Tel: 01332 821200

My Account (0) £0.00Checkout
You have no items in your Basket.

Data Protection Policy


Version 1.0.0 14-05-18

This Policy sets out Davpack (Davenport Paper Co. Ltd) strategic commitment to data protection. It is the policy of business to ensure the confidentiality, integrity and availability of information owned by both Davpack (Davenport Paper Co. Ltd) and clients is maintained in order to:

• Ensure continued quality of service
• Meet the business contractual, legal and regulatory obligations
• Meet the needs and expectations of other interested parties.

Information security management shall be treated as an integral part of management activities and will be pursued in the same manner and with the same vigour as other managerial objectives.

The company shall comply with Data Protection Guidelines issued by it’s ultimate parent company, TAKKT AG.

Davpack (Davenport Paper Co. Ltd) is committed to ensuring that personal data:

 

• is processed fairly and lawfully
• is only obtained for specified and lawful purposes
• is adequate, relevant and not excessive to the purpose(s) of which it is processed
• is accurate and kept up to date
• is not kept for longer than is necessary
• is processed in accordance with the rights of the data subjects
• is kept secure and is protected from unauthorised and unlawful processing and against accidental loss or destruction or damage by appropriate technical and organisational measures
• is not transferred to a country or territory outside of the EEA unless an adequate level of protection and rights and freedoms of the data subject(s) are ensured

 

“data subject(s)”, “personal data” and “sensitive personal data” have the meanings defined within the Data Protection Act. This policy, supporting policies and procedures will be subject to periodic internal audit and may be subject to external audits as necessary by the Information Commissioner. Staff may raise concerns relating to the handling of their personal data, either with their line manager or Human Resources, or formally through the Business grievance procedure. The Business recognises data subject’s rights to raise a Subject Access Request. A formal request from a data subject for information that is held must be made in writing. A fee is payable by the data subject for provision of this information. Any member of staff who receives a written request should forward it immediately to their line manager who must follow the processes set out in the TAKKT Data Protection Guidelines.

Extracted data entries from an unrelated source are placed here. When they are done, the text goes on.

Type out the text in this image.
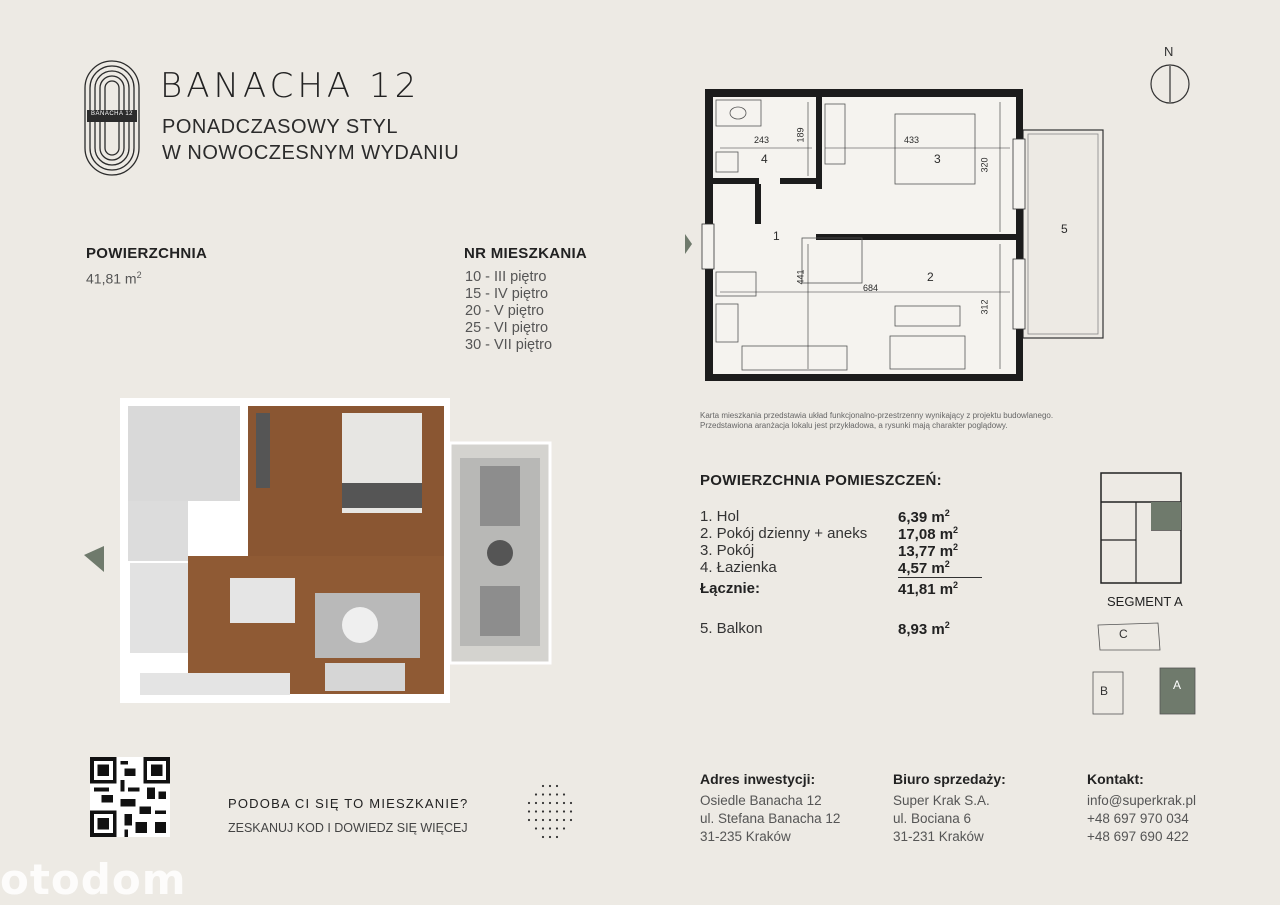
BANACHA 12
BANACHA 12
PONADCZASOWY STYL
W NOWOCZESNYM WYDANIU
POWIERZCHNIA
41,81 $m^2$
NR MIESZKANIA
10 - III piętro
15 - IV piętro
20 - V piętro
25 - VI piętro
30 - VII piętro
N
1
2
3
4
5
243	189	433
320
441
684
312
Karta mieszkania przedstawia układ funkcjonalno-przestrzenny wynikający z projektu budowlanego.
Przedstawiona aranżacja lokalu jest przykładowa, a rysunki mają charakter poglądowy.
POWIERZCHNIA POMIESZCZEŃ:
1. Hol	6,39 $m^2$
2. Pokój dzienny + aneks 17,08 $m^2$
3. Pokój	13,77 $m^2$
4. Łazienka	4,57 $m^2$
Łącznie:	41,81 $m^2$
5. Balkon	8,93 $m^2$
SEGMENT A
C
B	A
PODOBA CI SIĘ TO MIESZKANIE?
ZESKANUJ KOD I DOWIEDZ SIĘ WIĘCEJ
Adres inwestycji:
Osiedle Banacha 12
ul. Stefana Banacha 12
31-235 Kraków
Biuro sprzedaży:
Super Krak S.A.
ul. Bociana 6
31-231 Kraków
Kontakt:
info@superkrak.pl
+48 697 970 034
+48 697 690 422
otodom
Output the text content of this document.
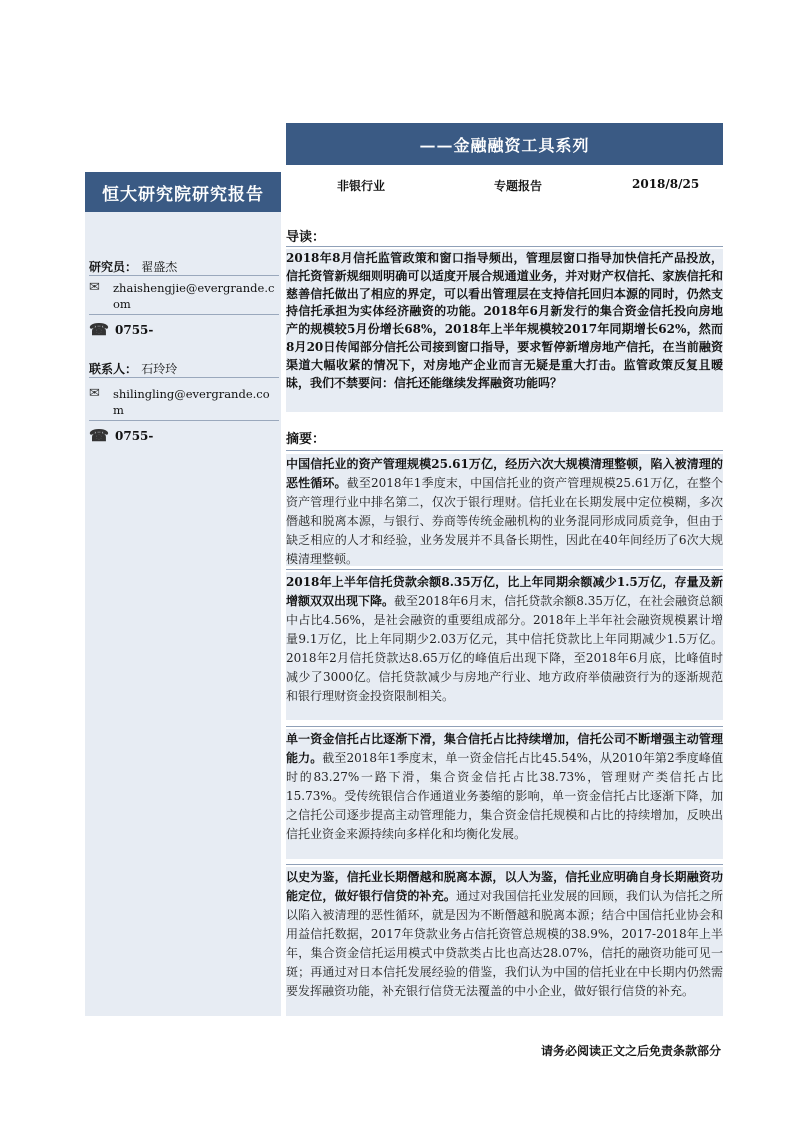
——金融融资工具系列
恒大研究院研究报告	非银行业	专题报告	2018/8/25
研究员： 翟盛杰
✉	zhaishengjie@evergrande.com
☎ 0755-
联系人： 石玲玲
✉	shilingling@evergrande.com
☎ 0755-
导读：

2018年8月信托监管政策和窗口指导频出，管理层窗口指导加快信托产品投放，信托资管新规细则明确可以适度开展合规通道业务，并对财产权信托、家族信托和慈善信托做出了相应的界定，可以看出管理层在支持信托回归本源的同时，仍然支持信托承担为实体经济融资的功能。2018年6月新发行的集合资金信托投向房地产的规模较5月份增长68%，2018年上半年规模较2017年同期增长62%，然而8月20日传闻部分信托公司接到窗口指导，要求暂停新增房地产信托，在当前融资渠道大幅收紧的情况下，对房地产企业而言无疑是重大打击。监管政策反复且暧昧，我们不禁要问：信托还能继续发挥融资功能吗？

摘要：

中国信托业的资产管理规模25.61万亿，经历六次大规模清理整顿，陷入被清理的恶性循环。截至2018年1季度末，中国信托业的资产管理规模25.61万亿，在整个资产管理行业中排名第二，仅次于银行理财。信托业在长期发展中定位模糊，多次僭越和脱离本源，与银行、券商等传统金融机构的业务混同形成同质竞争，但由于缺乏相应的人才和经验，业务发展并不具备长期性，因此在40年间经历了6次大规模清理整顿。

2018年上半年信托贷款余额8.35万亿，比上年同期余额减少1.5万亿，存量及新增额双双出现下降。截至2018年6月末，信托贷款余额8.35万亿，在社会融资总额中占比4.56%，是社会融资的重要组成部分。2018年上半年社会融资规模累计增量9.1万亿，比上年同期少2.03万亿元，其中信托贷款比上年同期减少1.5万亿。2018年2月信托贷款达8.65万亿的峰值后出现下降，至2018年6月底，比峰值时减少了3000亿。信托贷款减少与房地产行业、地方政府举债融资行为的逐渐规范和银行理财资金投资限制相关。

单一资金信托占比逐渐下滑，集合信托占比持续增加，信托公司不断增强主动管理能力。截至2018年1季度末，单一资金信托占比45.54%，从2010年第2季度峰值时的83.27%一路下滑，集合资金信托占比38.73%，管理财产类信托占比15.73%。受传统银信合作通道业务萎缩的影响，单一资金信托占比逐渐下降，加之信托公司逐步提高主动管理能力，集合资金信托规模和占比的持续增加，反映出信托业资金来源持续向多样化和均衡化发展。

以史为鉴，信托业长期僭越和脱离本源，以人为鉴，信托业应明确自身长期融资功能定位，做好银行信贷的补充。通过对我国信托业发展的回顾，我们认为信托之所以陷入被清理的恶性循环，就是因为不断僭越和脱离本源；结合中国信托业协会和用益信托数据，2017年贷款业务占信托资管总规模的38.9%，2017-2018年上半年，集合资金信托运用模式中贷款类占比也高达28.07%，信托的融资功能可见一斑；再通过对日本信托发展经验的借鉴，我们认为中国的信托业在中长期内仍然需要发挥融资功能，补充银行信贷无法覆盖的中小企业，做好银行信贷的补充。

请务必阅读正文之后免责条款部分
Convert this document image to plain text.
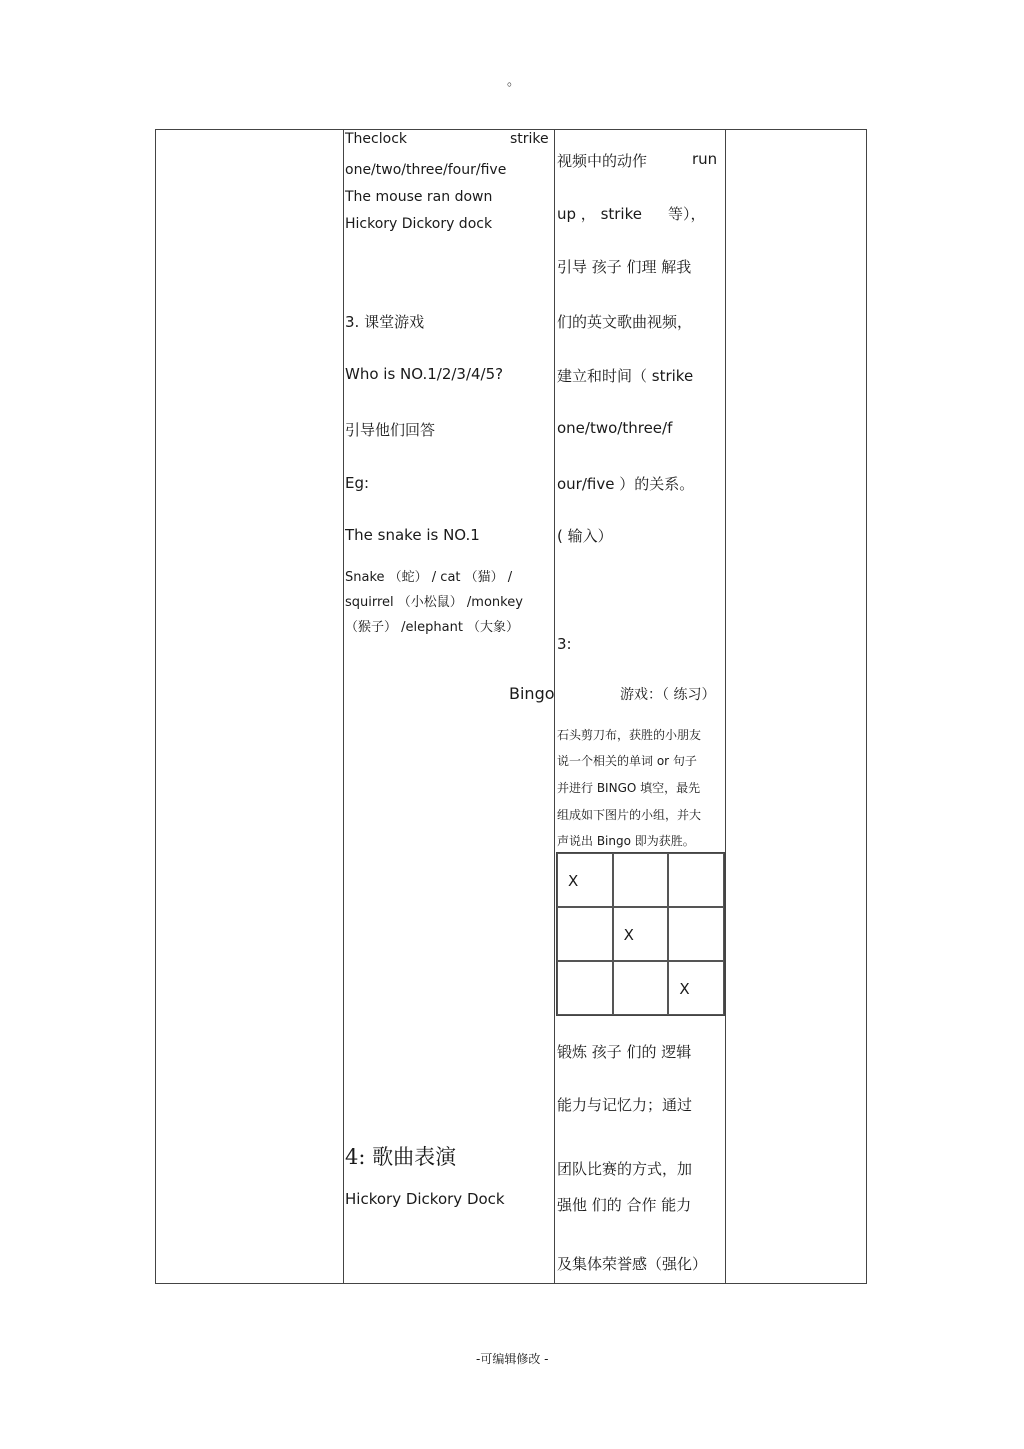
。
Theclock	strike
one/two/three/four/five
The mouse ran down
Hickory Dickory dock
3. 课堂游戏
Who is NO.1/2/3/4/5?
引导他们回答
Eg:
The snake is NO.1
Snake （蛇） / cat （猫） /
squirrel （小松鼠） /monkey
（猴子） /elephant （大象）
Bingo
4: 歌曲表演
Hickory Dickory Dock
视频中的动作	run
up ， strike 等），
引导 孩子 们理 解我
们的英文歌曲视频，
建立和时间（ strike
one/two/three/f
our/five ）的关系。
( 输入）
3:
游戏：（ 练习）
石头剪刀布，获胜的小朋友
说一个相关的单词 or 句子
并进行 BINGO 填空，最先
组成如下图片的小组，并大
声说出 Bingo 即为获胜。
X
X
X
锻炼 孩子 们的 逻辑
能力与记忆力；通过
团队比赛的方式，加
强他 们的 合作 能力
及集体荣誉感（强化）
-可编辑修改 -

The Board with support from the Business Heads and Directors has overall responsibility and authority to ensure that this Policy is effectively implemented and delivered throughout the Business. All personnel are required to play an active role in the protection of company assets and treat information security appropriately in order that this purpose can be achieved.

To support this Policy, the management overseeing security and risk will produce subject specific policies and supporting procedures which will be reviewed and updated in response to changes in risks faced by the Business, legislation, regulation, contractual obligations and operational working practices.

Information security objectives, which are aligned with the business objectives, are agreed on an annual basis, supported by a set of key performance indicators (KPIs) and are reported regularly to the Board.

The business recognises the need for continual improvement. The information security management system is constantly reviewed and any changes are communicated to all relevant employees and interested parties.

The Heads and Directors will be responsible and have authority for communicating and implementing this policy, supporting policies and procedures within their area of responsibility and will ensure individual accountability.

All personnel (i.e. permanent staff, contractors and temporary staff) will adhere to this Policy, supporting policies and procedures.

Failure to comply with this policy, subject specific policies and supporting procedures, may result in disciplinary action being taken.

This Policy and the business performance in meeting its requirements will be monitored and reviewed as a minimum, on an annual basis.